What's convenient about electrical grid systems designed to fail? We've even had the East Coast power grid, which includes part of the midwest and Canada fall down, allegedly related to some idiot using Microsoft products in mission critical situations. We've also had extended air traffic shut downs for the world's 8th largest economy. But hey check out that spin. The headline says it's the fault of the flunky who needs to reboot the Microsoft "server" every few hours, rather than hanging up the criminals who replaced working systems with Microsoft products.
Secure systems are convenient: they work.
Beta is broken and the link to classic doesn't work. Stop wasting our time or there won't be anybody left here.
Before you start dismissing the article without reading it, they do have a very good point that cyberattacks by governments should have consequences for those for those governments.

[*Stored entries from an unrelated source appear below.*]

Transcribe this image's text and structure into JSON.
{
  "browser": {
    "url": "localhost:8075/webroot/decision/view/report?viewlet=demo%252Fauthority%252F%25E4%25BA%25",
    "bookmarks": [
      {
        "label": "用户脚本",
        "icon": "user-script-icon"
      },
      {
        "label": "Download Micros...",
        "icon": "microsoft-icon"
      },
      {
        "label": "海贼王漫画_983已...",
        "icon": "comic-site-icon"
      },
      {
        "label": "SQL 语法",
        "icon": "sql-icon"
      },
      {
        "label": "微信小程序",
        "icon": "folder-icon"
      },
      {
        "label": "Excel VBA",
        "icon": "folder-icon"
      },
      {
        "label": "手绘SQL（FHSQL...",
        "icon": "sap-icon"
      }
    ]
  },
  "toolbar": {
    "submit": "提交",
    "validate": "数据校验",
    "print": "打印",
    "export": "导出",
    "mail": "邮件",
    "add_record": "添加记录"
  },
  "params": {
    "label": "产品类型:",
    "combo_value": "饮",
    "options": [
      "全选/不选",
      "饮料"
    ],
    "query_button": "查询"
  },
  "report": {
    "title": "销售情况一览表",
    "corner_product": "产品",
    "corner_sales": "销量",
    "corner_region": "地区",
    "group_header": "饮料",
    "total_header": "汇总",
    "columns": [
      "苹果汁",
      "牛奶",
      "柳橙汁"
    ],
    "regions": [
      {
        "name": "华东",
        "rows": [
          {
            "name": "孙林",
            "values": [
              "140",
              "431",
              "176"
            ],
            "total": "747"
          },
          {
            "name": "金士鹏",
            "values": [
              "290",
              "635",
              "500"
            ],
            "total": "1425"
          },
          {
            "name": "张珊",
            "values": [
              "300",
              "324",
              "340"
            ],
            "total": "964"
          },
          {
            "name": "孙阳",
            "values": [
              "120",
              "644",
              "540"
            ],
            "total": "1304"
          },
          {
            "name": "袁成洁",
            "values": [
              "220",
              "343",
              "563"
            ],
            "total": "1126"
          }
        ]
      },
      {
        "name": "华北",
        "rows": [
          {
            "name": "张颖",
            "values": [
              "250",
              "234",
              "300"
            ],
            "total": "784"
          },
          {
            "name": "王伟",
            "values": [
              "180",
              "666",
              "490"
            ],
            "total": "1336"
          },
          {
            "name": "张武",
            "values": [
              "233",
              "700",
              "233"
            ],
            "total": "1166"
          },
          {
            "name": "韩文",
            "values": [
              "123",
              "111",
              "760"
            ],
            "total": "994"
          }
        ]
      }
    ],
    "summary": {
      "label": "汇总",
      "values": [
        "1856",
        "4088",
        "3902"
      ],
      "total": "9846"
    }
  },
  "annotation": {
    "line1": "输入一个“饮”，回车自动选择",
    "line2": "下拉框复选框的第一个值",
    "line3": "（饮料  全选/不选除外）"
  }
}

If Russia were to blow up the HQ of a company they didn't like, everybody would up in arms about, but if they hire a bunch of script kiddies to go in an wipe the company's server farm (effectively destroying the company), it probably wouldn't even draw a comment from the State Department. That's not a good precedent to set for the future...
The Economist is the world's best weekly newspaper. If you read what they say about the RIAA, including the first article which mentions how the RIAA's agressive tactics aren't working and are a lesson to other industries on what _not_ to do, you'd know that the Economist takes a moderate view on intellectual property.
In particular, they often report on academic research showing that IP laws are too strong. For instance, this article (subscription required) called "Killing Creativity" is about how overly strong IP laws can smother innovation.